Without thinking, I swing my car around and head toward town. The road hums under the tires, the air thick and heavy through the cracked window. By the time I reach Main Street, my pulse is racing again.
The garage sits dark at the edge of the lot, bays shut, lights off. Empty.
My stomach sours.
He’s not home. He’s not here. So where is he?
A bitter little voice whispers back Axel’s laugh from earlier.

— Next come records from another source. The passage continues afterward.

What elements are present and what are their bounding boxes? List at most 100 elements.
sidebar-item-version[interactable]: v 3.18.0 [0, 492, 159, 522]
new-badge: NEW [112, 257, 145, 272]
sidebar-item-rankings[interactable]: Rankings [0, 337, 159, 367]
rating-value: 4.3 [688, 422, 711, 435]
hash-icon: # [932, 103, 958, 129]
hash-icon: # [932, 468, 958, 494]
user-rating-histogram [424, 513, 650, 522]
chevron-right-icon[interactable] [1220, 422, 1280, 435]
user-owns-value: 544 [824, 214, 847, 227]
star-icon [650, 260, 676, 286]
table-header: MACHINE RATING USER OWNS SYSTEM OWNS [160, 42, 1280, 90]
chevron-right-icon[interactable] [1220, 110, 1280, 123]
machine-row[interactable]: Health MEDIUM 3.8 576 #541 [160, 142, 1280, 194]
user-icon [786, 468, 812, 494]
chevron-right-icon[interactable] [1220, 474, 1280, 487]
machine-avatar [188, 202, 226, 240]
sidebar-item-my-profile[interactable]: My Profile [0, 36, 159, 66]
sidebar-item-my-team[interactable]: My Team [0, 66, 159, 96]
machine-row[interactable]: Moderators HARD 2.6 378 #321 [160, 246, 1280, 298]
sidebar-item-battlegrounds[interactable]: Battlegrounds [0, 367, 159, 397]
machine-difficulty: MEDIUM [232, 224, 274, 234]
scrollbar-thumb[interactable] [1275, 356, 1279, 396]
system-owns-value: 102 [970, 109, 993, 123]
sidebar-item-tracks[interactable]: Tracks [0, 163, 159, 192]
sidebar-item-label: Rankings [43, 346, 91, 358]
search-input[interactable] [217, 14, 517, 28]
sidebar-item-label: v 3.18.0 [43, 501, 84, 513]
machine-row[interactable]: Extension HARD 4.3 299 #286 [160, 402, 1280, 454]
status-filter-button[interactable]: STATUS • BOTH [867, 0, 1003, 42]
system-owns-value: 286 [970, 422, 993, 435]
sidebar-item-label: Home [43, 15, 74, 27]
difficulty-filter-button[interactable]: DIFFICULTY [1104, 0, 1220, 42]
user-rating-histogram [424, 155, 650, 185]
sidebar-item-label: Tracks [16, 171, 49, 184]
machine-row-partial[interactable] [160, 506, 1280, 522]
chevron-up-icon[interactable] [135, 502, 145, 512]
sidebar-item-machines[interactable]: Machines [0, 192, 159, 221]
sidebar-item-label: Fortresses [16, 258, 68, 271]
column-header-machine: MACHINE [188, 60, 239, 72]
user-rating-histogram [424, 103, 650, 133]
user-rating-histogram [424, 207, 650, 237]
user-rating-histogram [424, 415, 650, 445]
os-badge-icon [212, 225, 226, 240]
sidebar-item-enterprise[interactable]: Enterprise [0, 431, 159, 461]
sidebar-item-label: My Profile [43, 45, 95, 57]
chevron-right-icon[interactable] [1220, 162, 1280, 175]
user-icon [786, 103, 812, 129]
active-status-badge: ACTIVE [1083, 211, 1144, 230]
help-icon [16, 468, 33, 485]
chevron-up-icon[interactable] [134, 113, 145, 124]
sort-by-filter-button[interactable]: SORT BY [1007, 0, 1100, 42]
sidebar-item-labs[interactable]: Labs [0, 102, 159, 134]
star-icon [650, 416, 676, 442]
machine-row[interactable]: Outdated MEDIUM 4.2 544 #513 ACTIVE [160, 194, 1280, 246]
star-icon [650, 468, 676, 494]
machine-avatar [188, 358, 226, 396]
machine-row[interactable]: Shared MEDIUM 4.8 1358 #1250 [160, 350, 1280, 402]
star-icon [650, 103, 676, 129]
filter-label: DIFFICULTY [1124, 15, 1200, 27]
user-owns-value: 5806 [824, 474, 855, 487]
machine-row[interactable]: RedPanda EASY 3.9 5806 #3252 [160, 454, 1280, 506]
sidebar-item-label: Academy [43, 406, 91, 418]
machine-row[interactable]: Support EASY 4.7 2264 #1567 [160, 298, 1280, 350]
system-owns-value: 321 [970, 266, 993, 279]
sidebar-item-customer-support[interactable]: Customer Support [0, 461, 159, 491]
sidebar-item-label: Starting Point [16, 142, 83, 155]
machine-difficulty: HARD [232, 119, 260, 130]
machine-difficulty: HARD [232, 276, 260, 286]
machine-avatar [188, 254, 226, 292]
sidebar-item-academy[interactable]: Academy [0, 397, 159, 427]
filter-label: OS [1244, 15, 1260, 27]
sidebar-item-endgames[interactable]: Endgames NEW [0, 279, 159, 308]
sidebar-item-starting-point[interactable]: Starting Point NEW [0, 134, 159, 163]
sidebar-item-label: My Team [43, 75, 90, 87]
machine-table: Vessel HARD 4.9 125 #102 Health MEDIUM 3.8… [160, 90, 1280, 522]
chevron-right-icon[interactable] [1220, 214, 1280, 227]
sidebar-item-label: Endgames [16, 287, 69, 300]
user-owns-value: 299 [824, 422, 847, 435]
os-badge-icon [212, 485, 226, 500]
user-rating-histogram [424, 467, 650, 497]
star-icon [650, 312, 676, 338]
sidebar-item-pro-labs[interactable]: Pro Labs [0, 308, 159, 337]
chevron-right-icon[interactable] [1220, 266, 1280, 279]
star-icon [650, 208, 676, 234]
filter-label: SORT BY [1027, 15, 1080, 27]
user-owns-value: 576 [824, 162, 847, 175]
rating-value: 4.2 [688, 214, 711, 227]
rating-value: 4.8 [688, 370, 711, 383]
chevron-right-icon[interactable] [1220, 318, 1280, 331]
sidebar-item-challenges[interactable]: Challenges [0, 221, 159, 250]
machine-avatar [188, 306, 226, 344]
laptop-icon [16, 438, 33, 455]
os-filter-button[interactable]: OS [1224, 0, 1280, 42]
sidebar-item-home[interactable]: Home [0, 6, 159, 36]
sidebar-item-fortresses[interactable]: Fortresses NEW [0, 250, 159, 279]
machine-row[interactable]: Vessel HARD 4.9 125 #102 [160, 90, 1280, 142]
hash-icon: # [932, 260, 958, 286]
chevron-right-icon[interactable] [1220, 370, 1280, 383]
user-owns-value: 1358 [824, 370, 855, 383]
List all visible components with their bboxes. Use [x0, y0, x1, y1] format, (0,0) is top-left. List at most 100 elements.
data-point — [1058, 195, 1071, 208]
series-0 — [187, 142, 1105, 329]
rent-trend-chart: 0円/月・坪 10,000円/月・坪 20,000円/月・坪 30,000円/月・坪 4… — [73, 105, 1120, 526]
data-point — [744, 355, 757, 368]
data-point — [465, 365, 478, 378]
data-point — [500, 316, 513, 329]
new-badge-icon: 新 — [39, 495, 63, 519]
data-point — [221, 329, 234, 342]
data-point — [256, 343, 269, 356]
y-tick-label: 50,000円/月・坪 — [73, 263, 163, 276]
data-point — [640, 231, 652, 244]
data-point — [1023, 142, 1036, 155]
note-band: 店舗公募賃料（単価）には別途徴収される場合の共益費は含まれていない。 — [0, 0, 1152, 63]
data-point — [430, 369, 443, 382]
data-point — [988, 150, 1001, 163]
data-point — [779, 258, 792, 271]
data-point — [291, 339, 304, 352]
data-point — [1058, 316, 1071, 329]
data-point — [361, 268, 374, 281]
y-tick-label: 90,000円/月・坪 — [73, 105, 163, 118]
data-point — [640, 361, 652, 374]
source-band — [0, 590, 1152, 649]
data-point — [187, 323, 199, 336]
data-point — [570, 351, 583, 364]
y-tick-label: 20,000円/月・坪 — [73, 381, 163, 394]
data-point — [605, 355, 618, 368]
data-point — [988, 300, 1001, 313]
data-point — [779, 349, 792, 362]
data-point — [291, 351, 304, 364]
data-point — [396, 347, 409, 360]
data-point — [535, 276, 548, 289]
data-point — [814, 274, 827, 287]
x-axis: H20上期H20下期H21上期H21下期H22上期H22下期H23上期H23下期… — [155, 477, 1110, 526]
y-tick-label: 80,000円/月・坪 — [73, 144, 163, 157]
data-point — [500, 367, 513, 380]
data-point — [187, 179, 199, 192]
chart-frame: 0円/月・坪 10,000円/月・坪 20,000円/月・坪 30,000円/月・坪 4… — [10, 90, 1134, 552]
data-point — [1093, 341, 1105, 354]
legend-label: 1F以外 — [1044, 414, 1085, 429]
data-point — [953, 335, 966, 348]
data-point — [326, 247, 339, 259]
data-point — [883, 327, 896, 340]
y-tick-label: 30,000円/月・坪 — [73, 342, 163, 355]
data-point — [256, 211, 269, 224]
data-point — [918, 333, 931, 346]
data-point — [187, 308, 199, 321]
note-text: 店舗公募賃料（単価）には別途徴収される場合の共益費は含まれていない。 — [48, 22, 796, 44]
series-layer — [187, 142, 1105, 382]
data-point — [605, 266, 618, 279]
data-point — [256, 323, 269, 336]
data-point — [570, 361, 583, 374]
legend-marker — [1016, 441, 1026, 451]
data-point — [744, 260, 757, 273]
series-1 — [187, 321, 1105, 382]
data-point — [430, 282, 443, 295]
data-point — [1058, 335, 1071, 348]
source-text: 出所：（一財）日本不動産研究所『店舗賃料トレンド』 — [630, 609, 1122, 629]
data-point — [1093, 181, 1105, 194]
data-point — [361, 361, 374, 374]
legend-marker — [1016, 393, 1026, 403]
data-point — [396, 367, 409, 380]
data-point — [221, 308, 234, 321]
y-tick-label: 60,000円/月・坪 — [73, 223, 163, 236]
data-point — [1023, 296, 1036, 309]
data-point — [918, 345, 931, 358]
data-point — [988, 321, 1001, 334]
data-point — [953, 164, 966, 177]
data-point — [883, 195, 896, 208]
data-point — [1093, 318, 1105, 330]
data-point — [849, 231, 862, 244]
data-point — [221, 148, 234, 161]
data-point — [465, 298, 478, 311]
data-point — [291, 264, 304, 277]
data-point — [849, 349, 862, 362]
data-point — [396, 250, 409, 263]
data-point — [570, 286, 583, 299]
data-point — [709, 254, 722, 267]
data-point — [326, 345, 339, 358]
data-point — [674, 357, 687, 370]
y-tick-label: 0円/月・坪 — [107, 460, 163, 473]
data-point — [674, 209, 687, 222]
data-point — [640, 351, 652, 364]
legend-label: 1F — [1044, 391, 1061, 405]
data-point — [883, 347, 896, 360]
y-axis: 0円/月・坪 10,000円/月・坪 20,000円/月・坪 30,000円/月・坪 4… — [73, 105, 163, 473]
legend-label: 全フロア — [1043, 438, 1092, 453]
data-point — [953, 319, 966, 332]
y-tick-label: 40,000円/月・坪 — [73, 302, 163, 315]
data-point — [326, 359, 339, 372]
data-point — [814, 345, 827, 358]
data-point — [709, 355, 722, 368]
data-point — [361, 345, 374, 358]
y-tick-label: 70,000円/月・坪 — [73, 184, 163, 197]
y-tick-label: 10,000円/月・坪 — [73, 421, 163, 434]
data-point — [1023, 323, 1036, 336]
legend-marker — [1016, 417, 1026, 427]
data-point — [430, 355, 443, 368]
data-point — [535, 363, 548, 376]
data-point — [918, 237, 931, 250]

I grip the steering wheel tighter, jaw clenching. “Get a grip,” I mutter. “You’re not some teenager stalking the boy who kissed you behind the bleachers. This is weird, time to go home.”
But it doesn’t stop the ache building behind my ribs.
I tell myself I just wanted clarity. To talk. To say, hey, last night got a little out of hand, and we can laugh and shake it off, go back to being normal… unless of course, he wants more.
That’s all it is. Setting the record straight.
Except I don’t believe myself.
Because if I really wanted closure, I wouldn’t still be sitting in a dark parking lot, staring at the place where he isn’t with my heart pounding, stomach twisting, wishing he’d come out of the shadows and look at me the way he did last night.
I force a breath, shift the car into gear, and turn back toward the road.
The town falls away behind me, the night pressing close and quiet. I should feel lighter for deciding to let it go. But all I feel is the hollow ache of wanting something I’m not sure I should.
And by the time my porch light comes into view, I already know I’m not done.
I’m going to see him. One way or another, this thing between us, whatever it is, needs to be said out loud. Even if it breaks the damn friendship rules.